If you want to build big muscles in your shoulders and upper back, you should know that the shoulder joint is a ball-and-socket joint, much like the hip. However, the shoulder is much more sensitive and at a greater risk of injury. Training with proper form, in a multi-directional environment, decreases this risk. Train smart and these muscles will grow.
The trapezius, deltoid and “rotator cuff” muscles are the major muscles of the shoulder joint. These muscles are connected to and act upon many bones: humerous, clavicle (collar bone), scapula (shoulder blade), cervical and thoracic spine.
The trapezius muscle rotates, elevates and retracts the shoulder blades. The “traps” are best trained with shrugs. Shrugs build bulk. A common mistake people make when shrugging is circling the shoulders, when it is simply not needed. Just shrug the shoulders as high as they can go, pause a second and then let the shoulder girdle fall slowly.
An advanced type of shrug is overhead shrugging. The starting position of an overhead shrug is holding a barbell overhead with arms straight. Then lift the entire shoulder girdle, bringing the shoulders towards the ears.
The deltoid muscle raises the arm away from the body. It does this to the front, side and back. This muscle is very striated. The deltoid is one muscle that wraps around the shoulder joint to the front, side and back.
The “delts” are important to looking good because they give the strict definition between shoulders and arms. Performing shoulder presses and arm raises enhance this definition. Shoulder presses build bulk, while arm raises give definition.
Most people should not perform shoulder presses behind the neck. The risks are not worth the reward. Instead, they should carry out complete shoulder presses standing or seated. If possible, do dumbbell shoulder presses standing.
When doing seated barbell shoulder presses, make sure the back is supported. The bench should have a very slight backwards lean. These steps take undue stress off the thoracic and lumbar spine.
Arm raises train the deltoids in three different parts. Arm raises are completed for definition purposes, so there’s no need to go heavy. Each set of front, side or back arm raises should take 30 to 70 seconds. These exercises are best done with dumbbells or cable.
Rotator Cuff Muscle Training
Four different muscles, the supraspinatus, infraspinatus, teres minor and teres major, make up the “rotator cuff.” These muscles are responsible for stabilizing the shoulder joint and are often injured.

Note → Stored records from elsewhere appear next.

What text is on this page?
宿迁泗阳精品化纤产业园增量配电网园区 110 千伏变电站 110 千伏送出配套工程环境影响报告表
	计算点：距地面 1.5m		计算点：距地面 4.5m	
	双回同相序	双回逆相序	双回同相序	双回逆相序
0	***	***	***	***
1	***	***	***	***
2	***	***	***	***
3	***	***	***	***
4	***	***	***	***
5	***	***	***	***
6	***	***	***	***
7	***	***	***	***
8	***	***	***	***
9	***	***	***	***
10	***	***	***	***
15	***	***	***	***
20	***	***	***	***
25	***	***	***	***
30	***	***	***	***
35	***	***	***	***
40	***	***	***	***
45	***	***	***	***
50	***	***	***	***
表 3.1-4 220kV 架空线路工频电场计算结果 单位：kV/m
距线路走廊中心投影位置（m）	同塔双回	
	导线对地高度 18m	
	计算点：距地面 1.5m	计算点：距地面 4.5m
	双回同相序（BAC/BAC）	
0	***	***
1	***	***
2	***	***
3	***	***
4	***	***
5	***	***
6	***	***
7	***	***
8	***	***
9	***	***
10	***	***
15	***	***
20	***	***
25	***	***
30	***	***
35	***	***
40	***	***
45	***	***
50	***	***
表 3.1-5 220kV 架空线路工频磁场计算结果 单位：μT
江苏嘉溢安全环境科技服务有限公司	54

At the end of a shoulder workout, include rotator cuff exercises. Grab a dumbbell, lie down on your side and do external rotations. Use a band while standing and perform internal rotations. Grab a dumbbell, lie face down on a bench with a shoulder hanging off, and alternate lifting the arm forward and backwards. Use extremely light weight during these exercises.
Superset Shoulder Exercises
Do heavy barbell shoulder presses and superset it with light dumbbell shoulder presses. Another superset is completing ten front, side and back raises without stopping. The clean-and-press is a superset all on its own. Make sure to shrug during the clean and use those delts to lift the bar overhead.